I get a little frustrated with the exterior design execution of most cars. Where/why is there a disconnect from the styling groups and the production engineering folks? For example, last year's Lincoln MKR concept to me was a knockout. A MOTORCAR that was showfloor ready if you would just replace the all glass roof and 400hp engine with something more conventional. A car you could sell at $50,000 full MSRP all year long. I bet there are some Lincoln Dealer principals and sales people out there wondering the same thing; why the MK-S? We are ready for gorgeous cars again. If we are going to have 35mpg fleet average than put a 4 cylinder in a style that is exiting rather than just inoffensive.
These people are so far above the average income earners they can't even tolerate eating anything but caviar and red wine.
Come on,....we want cars that get 50 miles to the gallon, and cost less than the clothes that these people are wearing in the "pretty advertisements" above. No more studies are needed, no more Power Lunches, no more 5 liter engines. Let's face the music, not revel in what once was.
All the Best,
FB
Jane, I'm sure that you reported accurately what the people you spoke with said. Whether they believe what they said is an open question.

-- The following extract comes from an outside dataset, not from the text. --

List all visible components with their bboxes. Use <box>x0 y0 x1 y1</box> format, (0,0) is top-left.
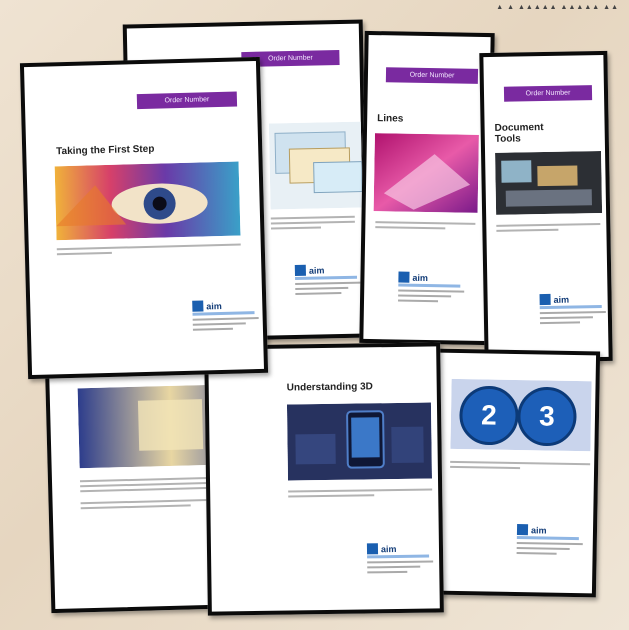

"Detroit" has to go with what it has, at least in the short run. It isn't obvious that "Detroit" builds cars that cost as little to own (purchase price, operating costs, maintenance expense, depreciation) as similar cars from, say, Toyota and Honda. All that Detroit has is flash, and I suppose that admitting otherwise would be suicidal for an employee of the former big three. But that doesn't mean that flash will save Detroit. It hasn't so far.
I'm going to stick with Honda and not gamble that GM has stopped lying. GM, Ford, and especially Chrysler have a long history of failure to deliver value to live down. Puff pieces written by automotive journalists won't convince me that "Detroit" has reformed. A good decade of delivering solid value might, but I'm not sure that GM, Ford and especially Chrysler have a decade left.
I was interested to see the common perspectives on American design from such a diverse group of designers. It would be interesting to see if they have a common view of Aision and European design and how the different design directions appeal to different cultures.
I feel that some of the above comments miss the point of the article. Yes Toyota and Honda make cars we can trust, but will that be enough in the future. GM and Ford are improving their basic quality, and at some point will consistantly make products with competitive quality. By that time, the Japanese will have to figure out what type of emotional response their designs will need to generate in order to stay ahead of Detroit.
Shouldn't we all get more than just great QDR for our $30K?